There are several important characteristics to consider for your system.

  • Renaming files is faster than moving, but only works if they are on the same partition. If your html output directory and upload directory are on the same partition, use RENAME => "TRUE".

  • Cairo graphics in R are typically on par with or faster than Image Magick. Recommend using Cairo first, and comparing to Perl Magick if results are not acceptable (requires Perl Magick module to be installed).

  • FILE_MAX uses an internal file-size calculation that reports bytes. DIR_MAX and OUTPUT_MAX use a system du -c call that returns kilobytes of storage. Keep this in mind when setting the directory sizes. FILE_MAX defaults to a 500 MB max upload file size, and the upload and output directories default to 5 GB max sizes.

Configuring SNPduo01.html

The submit form has to point to the correct path for the CGI script (relative to cgi-bin base directory in Apache configuration).

<form enctype="multipart/form-data" action="/cgi-bin/snpduo/SNPduo.cgi" method="post">

Running SNPduoWeb

Read the tutorial page for help getting started. Files may be delimited by commas, tabs, or single-spaces. The column headers are assumed based on the data type chosen on the upload page.

Choosing samples

Sample selection is based on which columns of data you want to compare in your samples. For normal mode, place the column number of the first individual in column 1, and the number of the second individual in column 2. For all pair-wise comparisons of multiple individuals, set the "Run Mode" to Batch, and list all individuals in the Individual 1 box. They may be separated by commas are range designations, e.g. 5,6,7,9-12,14:22.

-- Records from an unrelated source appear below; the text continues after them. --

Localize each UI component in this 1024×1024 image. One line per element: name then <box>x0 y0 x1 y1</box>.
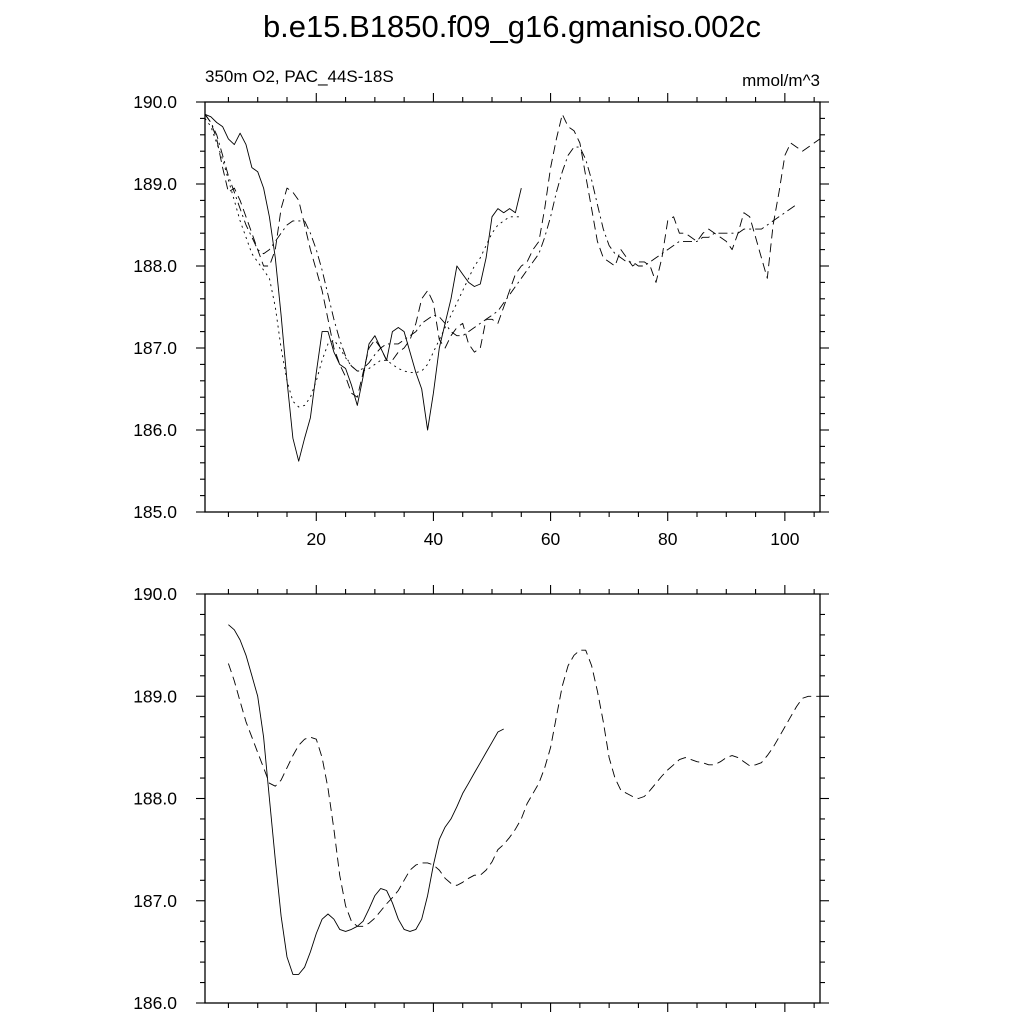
x-tick-label: 100 <box>770 529 799 549</box>
series-line-2-dash <box>227 649 820 927</box>
top-chart: 350m O2, PAC_44S-18S mmol/m^3 20 40 60 80 10… <box>133 67 829 549</box>
y-tick-label: 189.0 <box>133 686 177 706</box>
series-line-4-dashdot <box>204 114 797 372</box>
x-tick-label: 20 <box>307 529 327 549</box>
series-line-1-solid <box>204 113 522 462</box>
y-tick-label: 187.0 <box>133 338 177 358</box>
y-tick-label: 188.0 <box>133 789 177 809</box>
x-tick-label: 40 <box>424 529 444 549</box>
x-tick-label: 80 <box>658 529 678 549</box>
y-tick-label: 190.0 <box>133 584 177 604</box>
bottom-chart: 186.0 187.0 188.0 189.0 190.0 <box>133 584 829 1013</box>
x-tick-label: 60 <box>541 529 561 549</box>
y-tick-label: 186.0 <box>133 420 177 440</box>
y-tick-label: 188.0 <box>133 256 177 276</box>
y-tick-label: 186.0 <box>133 993 177 1013</box>
y-tick-label: 190.0 <box>133 92 177 112</box>
y-tick-label: 189.0 <box>133 174 177 194</box>
series-line-2-dash <box>204 113 821 398</box>
plot-frame <box>204 101 821 513</box>
series-line-1-solid <box>228 624 504 975</box>
y-tick-label: 185.0 <box>133 502 177 522</box>
series-line-3-dot <box>204 118 522 408</box>
figure-title: b.e15.B1850.f09_g16.gmaniso.002c <box>263 9 761 44</box>
top-chart-left-label: 350m O2, PAC_44S-18S <box>205 67 394 86</box>
y-tick-label: 187.0 <box>133 891 177 911</box>
plot-frame <box>204 593 821 1004</box>
top-chart-units-label: mmol/m^3 <box>742 71 820 90</box>
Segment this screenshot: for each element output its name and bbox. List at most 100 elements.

Running multiple chromosomes

You may hold control or shift to manually select multiple chromosomes from the upload page. Alternatively, the Genome by Chromosome mode will make a plot for each chromosome discovered in your upload data. The Genome method will make a single plot for the whole genome, and label the bottom to show the chromosome boundaries.

Genome build

Human builds 34-37 are available. This provides the chromosome sizes and cytoband information for plots.

Images

An R generated postscript is created when selected. To make PNG representations of this postscript, both Make Postscripts and Make PNGs must be selected. If Do Not Make PNGs is selected, no thumbnail previews will be available on the output page. If Do Not Make Postscripts is selected, no thumbnails or postscript output will be available.

Block segmentation

This very simple block segmentation algorithm will attempt to find the boundaries of IBS blocks in your data iteratively (IBS0, then IBS1, then IBS2). It may not do a very good job, and was tuned on SNP data based on trial and error. Use with caution compared to the data plots, but is surprisingly robust for finding boundaries.

Run mode

Default is normal mode, when only a single pair of individuals is specified. As stated above, an exhaustive set of comparisons amongst all individuals can be performed by setting Run mode to Batch, and listing columns and column ranges on the Individual 1 box. Tabulate mode is also available. Samples are specified as in Batch mode, but no plots or segments are produced. This is only a very quick way to get IBS counts for individuals.